One day at the end of the second week, when most of the above had occurred, and the snow in particular had decided not to play ball, pretty much melting to form a swimming pool half way down our slalom course, one of the athletes handed me a little poem written on a scrap of paper:
When things go wrong; as they sometimes will,
When the road you’re trudging seems all uphill,
When the funds are low and the debts are high,
And you want to smile, but you have to sigh,
When care is pressing you down a bit,
Rest if you must, but don’t you quit
Success is failure turned inside out,
The silver tint of the clouds of doubt,
And you never can tell how close you are,
It may be near when it seems afar;
So stick to the fight when you’re hardest hit,
It’s when things seem the worst that you must not quit.
It is brilliant and always will be brilliant. In fact every time I read it, I think it’s even more brilliant than the previous time I read it!
I hung the scrap of paper on my wall and read it over and over again during my gap year.
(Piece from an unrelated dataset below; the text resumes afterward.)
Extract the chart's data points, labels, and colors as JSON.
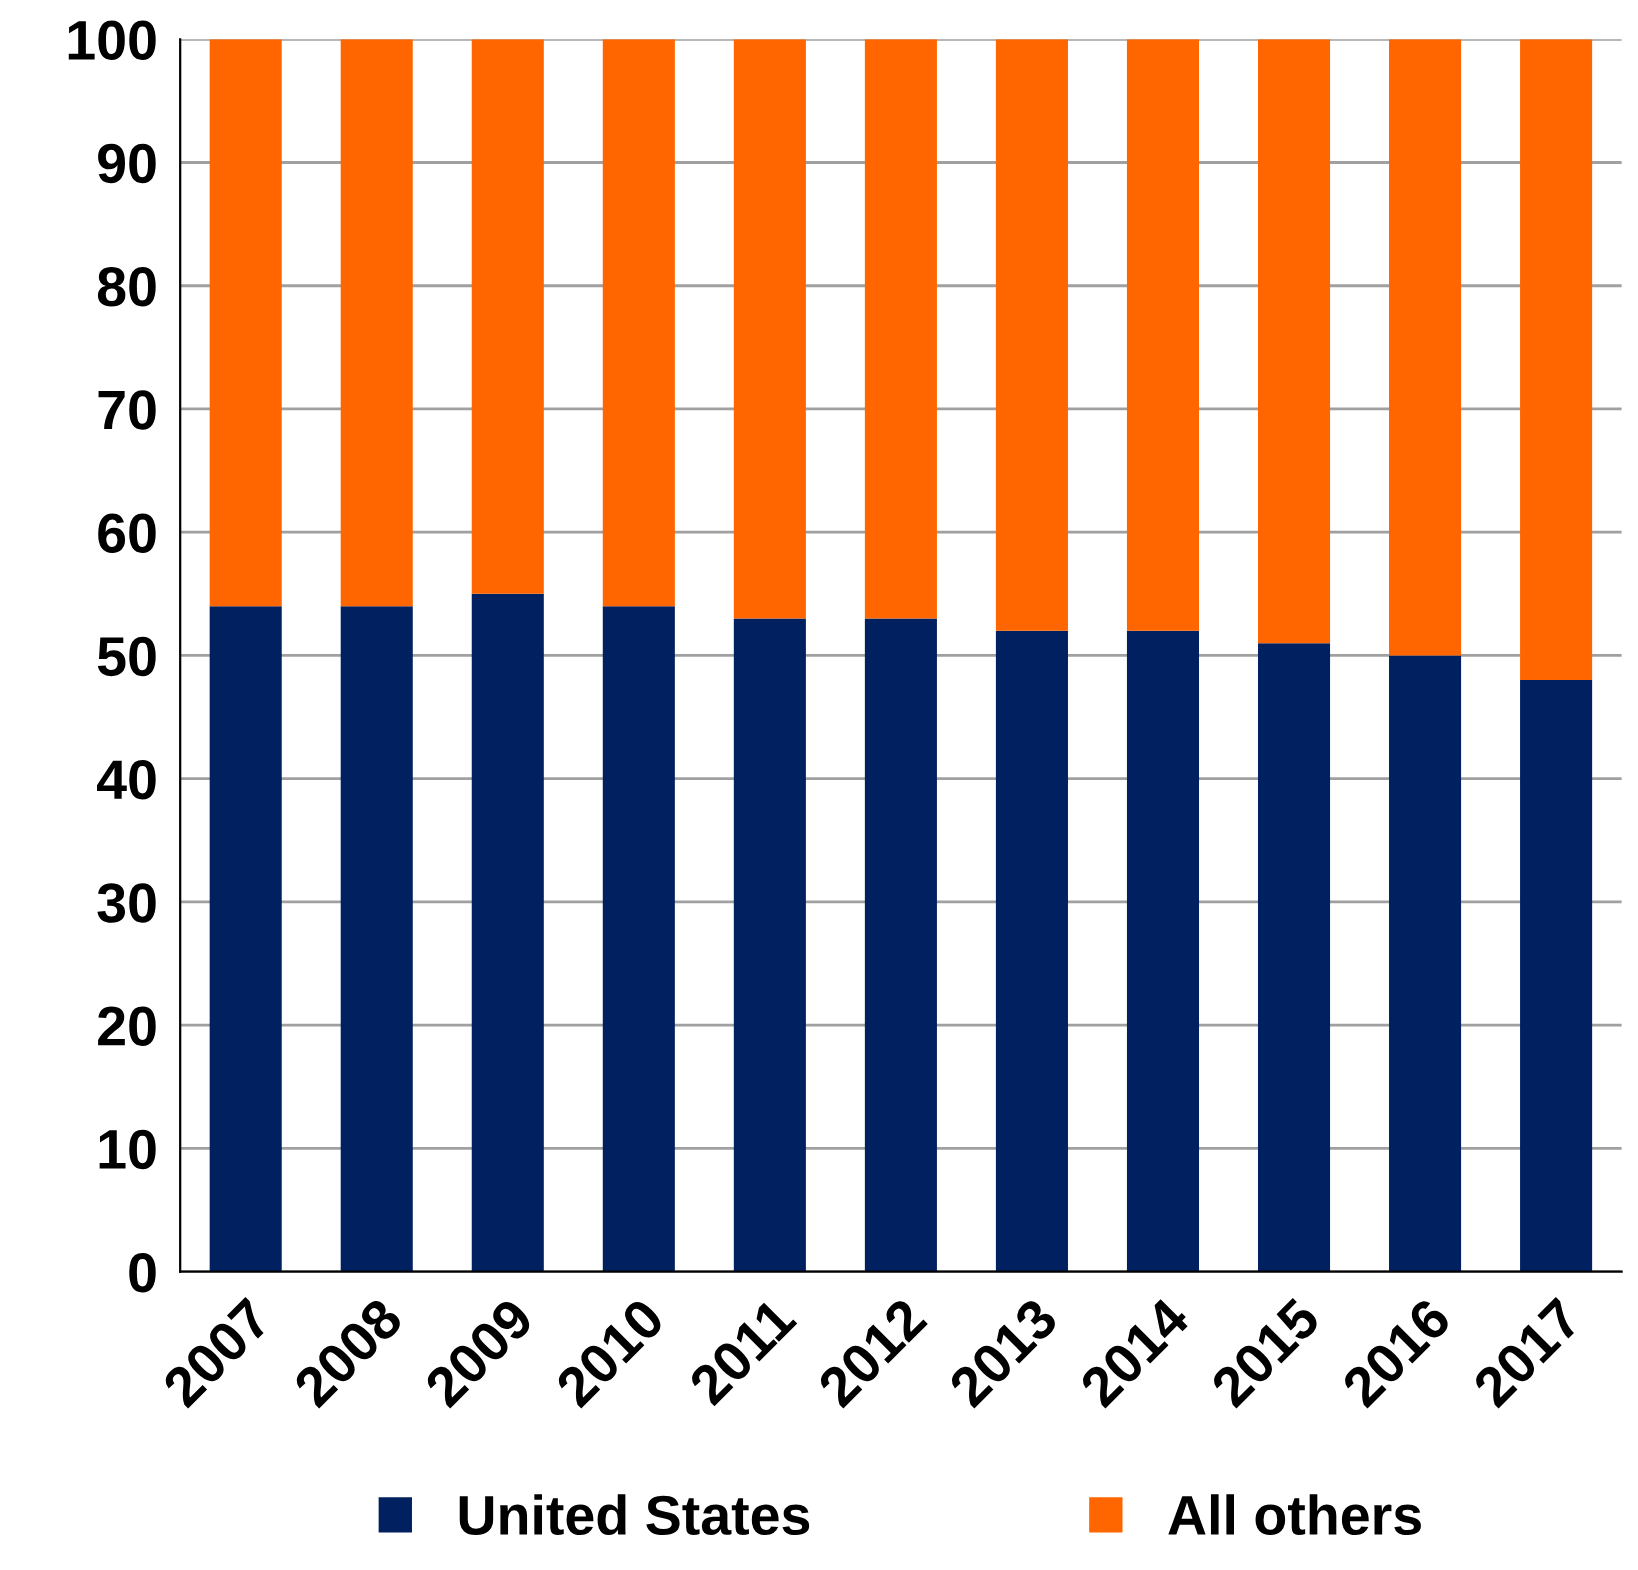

And through thick and thin, we really did stick to the fight and not quit, ending the season British Schoolgirl Champions, British National Team Champions and generally top British Club on the circuit.
And this is the lesson – ‘Success is failure turned inside out…it’s when things seem the worst that you must not quit’ It’s easy to do things you are good at or know how to do but it isn’t easy to do things you know nothing about or haven’t yet attempted. But if you don’t try things and push the boundaries and make mistakes you will never give yourself the opportunity to improve. As my Father has always said ‘do a bad job first and then do it again!’
I have kept this little poem very close to my heart and referred back to it many a time since that fruitful day on the mountain; as this philosophy runs true in all areas of life. Whatever you wish to achieve, stay focused and get something written, anything, however bad it may seem, then take stock of your mistakes, learn from them and do it all again!
I find this theory works particularly well in sport where environmental and external factors can have a huge impact on outcome and results. If you can get your head around using your failures to your advantages, and working off them, you will succeed. When you’re struggling to put one foot in front of the other, ‘when the road you’re trudging literally does seem all uphill’, if you focus in and dig deep, you’ll go through the pain barrier and come out the other side. Elation!
Don’t get me wrong, I’m not saying here that we should embrace negativity. No. But we should use it. And use it well…
Success is failure turned inside out.